Loan consolidation enables the students or their parents to combine several different loans into one convenient big loan. This loan from a single vendor is used to settle the outstanding balances of other loans. Federal student loans follow a different consolidation method, as the U.S. government guarantees them. In this consolidation process, the student’s existing loans are bought and dissolved by a willing consolidation company, or in some cases by the Department of Education (DOE).
One of the best things about the Federal consolidation loan program is that there are no repayment deadlines. One must take care of certain things, however, before consolidating. After leaving the school when your grace period comes to an end, the higher repayment interest rate is applied to calculate the average fixed rate. In other words, if you choose to consolidate after the expiration of your grace period, your fixed rate of interest will be higher.

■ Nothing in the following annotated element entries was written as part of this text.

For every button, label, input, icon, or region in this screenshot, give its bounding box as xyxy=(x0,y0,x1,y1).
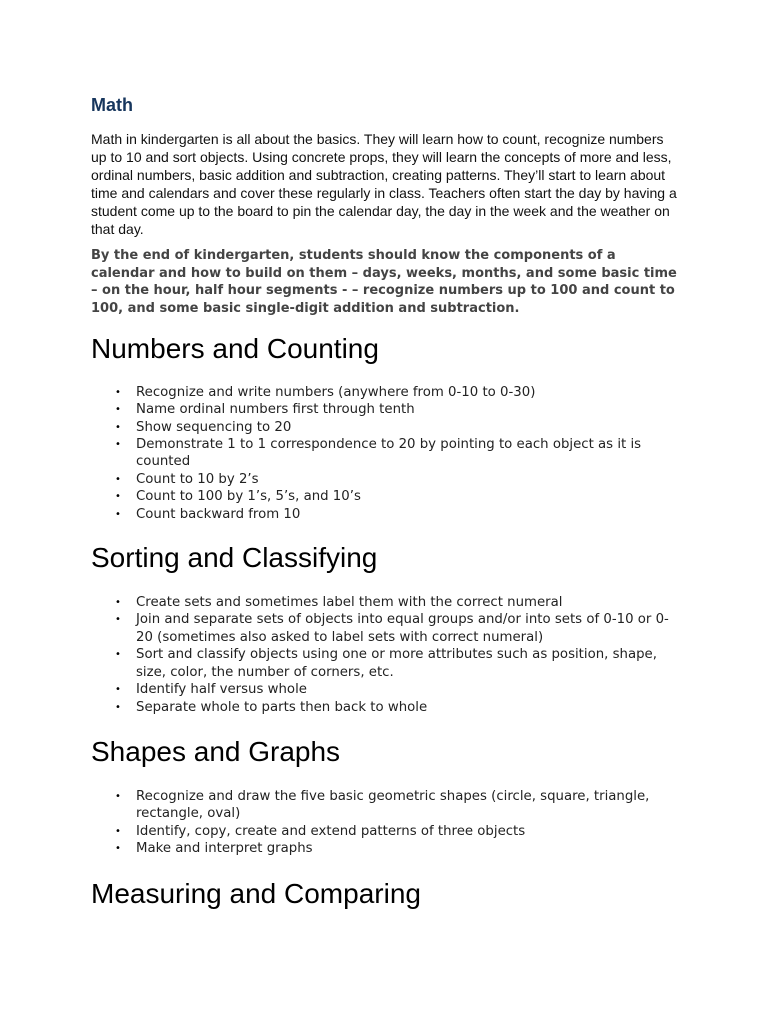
list-item-text: Identify half versus whole xyxy=(136,682,307,698)
bullet-icon: • xyxy=(115,421,121,433)
bullet-list-numbers xyxy=(91,384,681,523)
summary-paragraph: By the end of kindergarten, students should know the components of a calendar and how to build on them – days, weeks, months, and some basic time – on the hour, half hour segments - – recognize numbers up to 100 and count to 100, and some basic single-digit addition and subtraction. xyxy=(91,248,677,317)
bullet-icon: • xyxy=(115,439,121,451)
list-item-text: Make and interpret graphs xyxy=(136,841,313,857)
list-item-text: Identify, copy, create and extend patterns of three objects xyxy=(136,823,526,839)
list-item-text: Join and separate sets of objects into equal groups and/or into sets of 0-10 or 0-20 (sometimes also asked to label sets with correct numeral) xyxy=(136,612,669,645)
list-item xyxy=(91,840,681,857)
intro-paragraph: Math in kindergarten is all about the basics. They will learn how to count, recognize numbers up to 10 and sort objects. Using concrete props, they will learn the concepts of more and less, ordinal numbers, basic addition and subtraction, creating patterns. They’ll start to learn about time and calendars and cover these regularly in class. Teachers often start the day by having a student come up to the board to pin the calendar day, the day in the week and the weather on that day. xyxy=(91,131,677,237)
list-item-text: Demonstrate 1 to 1 correspondence to 20 by pointing to each object as it is counted xyxy=(136,437,642,470)
list-item xyxy=(91,419,681,436)
list-item xyxy=(91,506,681,523)
list-item xyxy=(91,471,681,488)
bullet-icon: • xyxy=(115,649,121,661)
list-item xyxy=(91,384,681,401)
bullet-icon: • xyxy=(115,684,121,696)
bullet-icon: • xyxy=(115,386,121,398)
list-item-text: Sort and classify objects using one or more attributes such as position, shape, size, color, the number of corners, etc. xyxy=(136,647,657,680)
bullet-icon: • xyxy=(115,404,121,416)
bullet-icon: • xyxy=(115,825,121,837)
list-item xyxy=(91,646,681,681)
list-item-text: Count to 100 by 1’s, 5’s, and 10’s xyxy=(136,489,361,505)
bullet-list-sorting xyxy=(91,594,681,716)
list-item-text: Show sequencing to 20 xyxy=(136,419,292,435)
document-page xyxy=(91,92,681,911)
list-item xyxy=(91,594,681,611)
bullet-icon: • xyxy=(115,614,121,626)
list-item xyxy=(91,699,681,716)
document-title: Math xyxy=(91,95,133,115)
section-heading-sorting-and-classifying: Sorting and Classifying xyxy=(91,542,378,574)
bullet-list-shapes xyxy=(91,788,681,858)
list-item xyxy=(91,681,681,698)
list-item-text: Separate whole to parts then back to whole xyxy=(136,699,428,715)
list-item-text: Count to 10 by 2’s xyxy=(136,471,259,487)
section-heading-measuring-and-comparing: Measuring and Comparing xyxy=(91,877,421,909)
list-item-text: Create sets and sometimes label them with the correct numeral xyxy=(136,595,563,611)
bullet-icon: • xyxy=(115,790,121,802)
bullet-icon: • xyxy=(115,701,121,713)
bullet-icon: • xyxy=(115,843,121,855)
bullet-icon: • xyxy=(115,491,121,503)
list-item xyxy=(91,401,681,418)
list-item-text: Name ordinal numbers first through tenth xyxy=(136,402,415,418)
list-item xyxy=(91,788,681,823)
list-item xyxy=(91,611,681,646)
list-item-text: Recognize and write numbers (anywhere from 0-10 to 0-30) xyxy=(136,384,536,400)
list-item xyxy=(91,436,681,471)
bullet-icon: • xyxy=(115,597,121,609)
list-item-text: Recognize and draw the five basic geometric shapes (circle, square, triangle, rectangle, oval) xyxy=(136,788,650,822)
list-item xyxy=(91,823,681,840)
section-heading-shapes-and-graphs: Shapes and Graphs xyxy=(91,735,341,767)
bullet-icon: • xyxy=(115,508,121,520)
list-item-text: Count backward from 10 xyxy=(136,506,301,522)
bullet-icon: • xyxy=(115,473,121,485)
list-item xyxy=(91,488,681,505)
section-heading-numbers-and-counting: Numbers and Counting xyxy=(91,332,379,364)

The rates of interest are calculated upon the current year’s student loan rate, which can vary from the present 4.70% to a high of 9%. Using the state’s consolidation system you can consolidate with the private lender of your choice and then reconsolidate again with the DOE. After you consolidate, the loans will be tuned to a fixed rate of the year of consolidation, and they will not change if you decide to reconsolidate. It is therefore incorrect to call it refinancing, as the loan rate is not changed; only a ceiling is fixed over the number.
There are many benefits of going for a Federal college loan consolidation. This program doesn’t charge any fee from the person who applies for the loan, unlike other private companies who thrive on the ‘cut’ which students have to shell out to avail their facilities. In fact, there are many private funding companies who are charging a significant amount as fees by cashing subsidies from the Federal government.